El 12 de agosto de 2009, presentó solicitud a la máxima instancia de la Corte Suprema de Justicia para que dejaran sin efecto el memorando de agradecimiento de servicios, aclarando que para la ley “no existe personal de confianza alrededor del Presidente, solamente existen servidores públicos en servicio de la administración pública” menos aún en el caso de la Unidad de Relaciones Públicas y Prensa, donde la labor desempeñada es estrictamente institucional, solicitando también al amparo del principio de legalidad se le reconozca los salarios no cancelados hasta la fecha de su cesación. Sin embargo, pese a lo dispuesto por el art. 24 de la CPE, hasta la fecha no recibió respuesta alguna, develando una vez más la actitud arbitraria e ilegal de quienes asumieron la determinación de destituirle de su cargo, dejándole en total indefensión; dado que al no conocer la causa justa por la que se le despidió, quedó impedido de hacer uso de su legítimo derecho a la defensa, colocándole en una situación de desventada y desigualdad frente a la arbitrariedad e ilegalidad.

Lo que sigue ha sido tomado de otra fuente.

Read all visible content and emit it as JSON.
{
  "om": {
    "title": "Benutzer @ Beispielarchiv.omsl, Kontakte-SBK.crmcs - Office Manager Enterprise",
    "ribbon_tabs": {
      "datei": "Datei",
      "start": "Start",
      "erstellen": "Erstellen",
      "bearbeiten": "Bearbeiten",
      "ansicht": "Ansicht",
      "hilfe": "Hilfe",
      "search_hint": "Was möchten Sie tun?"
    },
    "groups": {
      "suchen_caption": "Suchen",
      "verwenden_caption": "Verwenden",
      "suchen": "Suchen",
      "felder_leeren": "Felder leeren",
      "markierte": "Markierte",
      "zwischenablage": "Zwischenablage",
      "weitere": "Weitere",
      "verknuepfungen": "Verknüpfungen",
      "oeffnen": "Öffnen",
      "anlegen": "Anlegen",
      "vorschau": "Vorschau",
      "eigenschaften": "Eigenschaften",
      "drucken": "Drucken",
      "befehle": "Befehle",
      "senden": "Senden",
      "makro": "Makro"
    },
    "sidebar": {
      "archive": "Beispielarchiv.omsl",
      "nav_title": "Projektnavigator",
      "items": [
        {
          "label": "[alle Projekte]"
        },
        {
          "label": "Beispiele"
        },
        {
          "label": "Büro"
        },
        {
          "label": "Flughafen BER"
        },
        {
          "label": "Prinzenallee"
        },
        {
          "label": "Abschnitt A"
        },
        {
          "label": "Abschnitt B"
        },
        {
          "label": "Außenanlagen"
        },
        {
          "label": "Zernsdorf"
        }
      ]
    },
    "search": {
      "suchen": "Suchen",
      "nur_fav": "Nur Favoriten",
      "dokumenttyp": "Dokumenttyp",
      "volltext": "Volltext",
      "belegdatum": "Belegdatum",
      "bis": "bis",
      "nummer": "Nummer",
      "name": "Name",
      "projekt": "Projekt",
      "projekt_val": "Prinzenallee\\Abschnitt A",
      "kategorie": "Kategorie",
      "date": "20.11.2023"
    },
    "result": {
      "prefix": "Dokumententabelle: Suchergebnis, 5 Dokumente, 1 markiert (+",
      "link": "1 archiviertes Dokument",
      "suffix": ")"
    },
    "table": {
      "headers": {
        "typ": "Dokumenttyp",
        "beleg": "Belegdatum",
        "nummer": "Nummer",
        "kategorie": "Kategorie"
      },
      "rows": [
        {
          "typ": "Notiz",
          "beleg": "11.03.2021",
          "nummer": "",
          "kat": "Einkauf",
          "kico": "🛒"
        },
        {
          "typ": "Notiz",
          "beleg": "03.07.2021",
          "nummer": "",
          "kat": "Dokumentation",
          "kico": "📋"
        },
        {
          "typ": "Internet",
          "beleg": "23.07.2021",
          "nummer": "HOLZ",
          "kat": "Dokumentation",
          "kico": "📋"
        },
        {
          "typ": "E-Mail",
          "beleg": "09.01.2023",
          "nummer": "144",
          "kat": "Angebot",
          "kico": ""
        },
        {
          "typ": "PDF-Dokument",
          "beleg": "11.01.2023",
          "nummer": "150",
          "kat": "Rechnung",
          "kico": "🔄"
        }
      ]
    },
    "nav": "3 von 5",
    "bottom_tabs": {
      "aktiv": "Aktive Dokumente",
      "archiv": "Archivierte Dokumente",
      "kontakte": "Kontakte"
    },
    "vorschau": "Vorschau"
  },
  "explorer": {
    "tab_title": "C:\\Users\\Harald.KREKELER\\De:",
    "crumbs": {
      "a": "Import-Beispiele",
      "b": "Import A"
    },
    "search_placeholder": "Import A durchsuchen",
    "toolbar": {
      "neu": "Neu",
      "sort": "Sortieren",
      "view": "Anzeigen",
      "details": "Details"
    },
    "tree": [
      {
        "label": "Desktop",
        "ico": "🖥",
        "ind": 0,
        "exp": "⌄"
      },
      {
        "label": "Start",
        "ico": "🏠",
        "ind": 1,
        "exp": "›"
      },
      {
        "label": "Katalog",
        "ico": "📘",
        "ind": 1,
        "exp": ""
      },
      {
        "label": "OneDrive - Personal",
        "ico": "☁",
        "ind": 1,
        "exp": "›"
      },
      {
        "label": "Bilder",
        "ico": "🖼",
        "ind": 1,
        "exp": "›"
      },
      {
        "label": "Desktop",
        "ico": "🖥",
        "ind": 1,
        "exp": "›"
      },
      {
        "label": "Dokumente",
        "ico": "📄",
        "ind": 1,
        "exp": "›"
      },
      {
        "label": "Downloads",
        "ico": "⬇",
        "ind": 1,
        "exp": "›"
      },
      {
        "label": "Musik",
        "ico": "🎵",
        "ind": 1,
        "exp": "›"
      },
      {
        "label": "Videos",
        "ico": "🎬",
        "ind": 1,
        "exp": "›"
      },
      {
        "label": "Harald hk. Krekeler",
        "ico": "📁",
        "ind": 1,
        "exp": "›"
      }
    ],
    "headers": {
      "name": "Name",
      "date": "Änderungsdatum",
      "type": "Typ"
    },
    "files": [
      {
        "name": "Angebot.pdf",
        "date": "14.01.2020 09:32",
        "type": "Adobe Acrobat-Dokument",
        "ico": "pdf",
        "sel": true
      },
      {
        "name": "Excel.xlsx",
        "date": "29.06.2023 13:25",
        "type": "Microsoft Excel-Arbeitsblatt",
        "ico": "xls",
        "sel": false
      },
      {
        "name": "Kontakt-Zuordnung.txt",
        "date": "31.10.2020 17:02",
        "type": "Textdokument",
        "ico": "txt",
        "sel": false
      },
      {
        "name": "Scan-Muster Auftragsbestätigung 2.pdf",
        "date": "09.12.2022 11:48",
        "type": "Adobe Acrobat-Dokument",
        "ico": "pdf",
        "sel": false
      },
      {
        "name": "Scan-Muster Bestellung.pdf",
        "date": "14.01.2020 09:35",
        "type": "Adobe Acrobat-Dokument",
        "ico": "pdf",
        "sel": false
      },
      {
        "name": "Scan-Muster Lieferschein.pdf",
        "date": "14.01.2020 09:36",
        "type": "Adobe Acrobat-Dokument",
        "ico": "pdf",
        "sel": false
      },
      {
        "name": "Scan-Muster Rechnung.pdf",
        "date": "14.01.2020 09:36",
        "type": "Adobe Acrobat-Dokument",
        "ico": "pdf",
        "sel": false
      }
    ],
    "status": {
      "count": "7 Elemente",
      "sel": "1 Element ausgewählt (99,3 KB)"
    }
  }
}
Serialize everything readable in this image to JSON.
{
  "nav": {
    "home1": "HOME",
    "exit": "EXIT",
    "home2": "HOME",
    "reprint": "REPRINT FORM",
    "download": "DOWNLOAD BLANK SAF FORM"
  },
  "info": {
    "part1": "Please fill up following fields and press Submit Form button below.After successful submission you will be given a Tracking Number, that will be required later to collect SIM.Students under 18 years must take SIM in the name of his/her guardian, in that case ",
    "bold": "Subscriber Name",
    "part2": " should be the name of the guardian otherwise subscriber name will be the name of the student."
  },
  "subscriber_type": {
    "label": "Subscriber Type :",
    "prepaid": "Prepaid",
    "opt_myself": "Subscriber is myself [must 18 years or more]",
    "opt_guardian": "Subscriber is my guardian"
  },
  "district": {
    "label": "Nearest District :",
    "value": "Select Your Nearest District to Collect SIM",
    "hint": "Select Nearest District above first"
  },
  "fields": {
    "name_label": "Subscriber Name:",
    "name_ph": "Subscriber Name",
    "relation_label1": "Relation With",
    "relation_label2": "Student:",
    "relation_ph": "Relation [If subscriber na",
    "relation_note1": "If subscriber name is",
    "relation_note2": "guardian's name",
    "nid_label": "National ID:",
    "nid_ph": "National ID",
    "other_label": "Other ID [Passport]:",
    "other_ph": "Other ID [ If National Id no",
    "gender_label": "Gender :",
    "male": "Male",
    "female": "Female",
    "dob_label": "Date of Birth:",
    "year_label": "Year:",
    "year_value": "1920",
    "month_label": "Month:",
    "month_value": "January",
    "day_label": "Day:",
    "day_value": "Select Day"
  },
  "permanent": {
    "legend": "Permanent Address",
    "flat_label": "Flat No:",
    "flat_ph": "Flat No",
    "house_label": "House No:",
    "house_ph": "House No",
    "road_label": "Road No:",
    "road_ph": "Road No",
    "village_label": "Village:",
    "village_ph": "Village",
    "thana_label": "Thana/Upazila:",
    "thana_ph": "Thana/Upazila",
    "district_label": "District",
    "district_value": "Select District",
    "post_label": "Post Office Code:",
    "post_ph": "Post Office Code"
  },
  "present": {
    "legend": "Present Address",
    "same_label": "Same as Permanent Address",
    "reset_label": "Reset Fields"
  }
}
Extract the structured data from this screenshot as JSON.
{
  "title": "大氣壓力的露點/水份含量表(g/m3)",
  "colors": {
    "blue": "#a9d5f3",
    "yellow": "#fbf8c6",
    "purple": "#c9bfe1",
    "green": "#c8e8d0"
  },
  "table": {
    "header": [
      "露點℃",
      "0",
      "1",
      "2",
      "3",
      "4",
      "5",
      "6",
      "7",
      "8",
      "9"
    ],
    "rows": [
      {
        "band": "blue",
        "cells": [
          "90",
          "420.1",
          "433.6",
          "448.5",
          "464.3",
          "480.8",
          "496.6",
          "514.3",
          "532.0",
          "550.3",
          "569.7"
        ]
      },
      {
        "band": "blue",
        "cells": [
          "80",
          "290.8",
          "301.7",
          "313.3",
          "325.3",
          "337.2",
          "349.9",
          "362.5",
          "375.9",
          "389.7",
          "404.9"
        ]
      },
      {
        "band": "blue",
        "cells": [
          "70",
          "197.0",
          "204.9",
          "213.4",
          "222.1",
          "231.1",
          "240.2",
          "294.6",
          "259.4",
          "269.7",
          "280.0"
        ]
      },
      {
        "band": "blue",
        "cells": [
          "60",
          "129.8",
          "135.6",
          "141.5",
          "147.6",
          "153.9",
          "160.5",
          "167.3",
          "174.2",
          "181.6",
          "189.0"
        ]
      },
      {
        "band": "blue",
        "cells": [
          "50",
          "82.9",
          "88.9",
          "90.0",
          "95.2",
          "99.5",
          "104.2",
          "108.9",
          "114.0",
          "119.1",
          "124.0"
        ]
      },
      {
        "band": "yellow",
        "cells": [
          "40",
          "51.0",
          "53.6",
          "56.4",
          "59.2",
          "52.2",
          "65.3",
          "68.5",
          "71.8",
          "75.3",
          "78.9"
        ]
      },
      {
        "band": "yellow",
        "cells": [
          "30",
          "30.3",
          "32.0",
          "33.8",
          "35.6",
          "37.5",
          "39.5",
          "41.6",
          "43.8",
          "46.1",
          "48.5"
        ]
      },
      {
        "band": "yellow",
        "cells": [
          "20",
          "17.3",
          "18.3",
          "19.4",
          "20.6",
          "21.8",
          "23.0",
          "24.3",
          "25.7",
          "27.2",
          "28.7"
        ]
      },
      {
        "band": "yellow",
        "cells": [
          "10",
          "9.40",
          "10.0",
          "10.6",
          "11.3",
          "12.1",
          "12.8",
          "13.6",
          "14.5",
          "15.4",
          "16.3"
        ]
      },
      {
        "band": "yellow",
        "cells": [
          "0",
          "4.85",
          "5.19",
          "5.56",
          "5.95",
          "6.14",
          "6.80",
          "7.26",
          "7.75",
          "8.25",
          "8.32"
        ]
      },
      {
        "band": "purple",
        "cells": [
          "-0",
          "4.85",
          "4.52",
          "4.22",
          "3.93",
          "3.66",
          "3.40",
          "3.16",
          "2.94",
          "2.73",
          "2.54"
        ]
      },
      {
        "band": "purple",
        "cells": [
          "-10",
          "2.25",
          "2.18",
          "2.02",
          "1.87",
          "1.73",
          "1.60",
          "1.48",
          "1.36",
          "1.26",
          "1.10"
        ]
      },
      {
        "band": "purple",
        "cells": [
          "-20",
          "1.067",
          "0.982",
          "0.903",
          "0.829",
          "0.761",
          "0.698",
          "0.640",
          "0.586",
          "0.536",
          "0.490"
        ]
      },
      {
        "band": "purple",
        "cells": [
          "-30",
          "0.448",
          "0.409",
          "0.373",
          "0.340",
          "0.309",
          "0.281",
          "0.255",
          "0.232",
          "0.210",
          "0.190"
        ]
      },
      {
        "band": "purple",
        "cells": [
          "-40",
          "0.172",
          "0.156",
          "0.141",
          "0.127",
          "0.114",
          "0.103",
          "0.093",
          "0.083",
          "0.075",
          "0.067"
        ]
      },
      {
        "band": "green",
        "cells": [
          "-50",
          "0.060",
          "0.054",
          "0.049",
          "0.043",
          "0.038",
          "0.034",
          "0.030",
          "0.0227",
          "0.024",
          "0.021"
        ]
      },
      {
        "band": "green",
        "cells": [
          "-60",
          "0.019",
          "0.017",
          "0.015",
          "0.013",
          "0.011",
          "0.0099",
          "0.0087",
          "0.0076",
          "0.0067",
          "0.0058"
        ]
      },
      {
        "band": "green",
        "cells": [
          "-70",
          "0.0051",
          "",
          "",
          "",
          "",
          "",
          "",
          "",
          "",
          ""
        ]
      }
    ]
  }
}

Lamentó que las autoridades demandadas, aprovechando la ausencia del Presidente titular suspendido -no destituido- hayan procedido no solo a su despido del cargo, sino de otros funcionaros, actuación de las autoridades demandadas que se ajustan a la aplicación del art. 122 de la CPE concordante con el art. 30 de la LOJabrg, que establece “son nulos los actos de los que usurpen funciones que no les competen así como los actos de los que ejerzan jurisdicción y potestad que no emane de la Ley”, en tal virtud, las autoridades demandadas han cometido abuso de autoridad, extralimitándose en sus atribuciones, violando la ley, los Reglamentos internos del Poder Judicial y la Constitución Política del Estado.

Finaliza, alegando que sus derechos fundamentales han sido vulnerados con la ilegal destitución intempestiva de sus funciones, su destitución no se acomoda a ninguna causal de retiro establecida por ley ni ninguna norma que regule la actuación de los funcionarios del Poder Judicial, siendo que en ningún momento cometió falta alguna en el ejercicio de sus funciones que hubieran motivado algún proceso administrativo o disciplinario.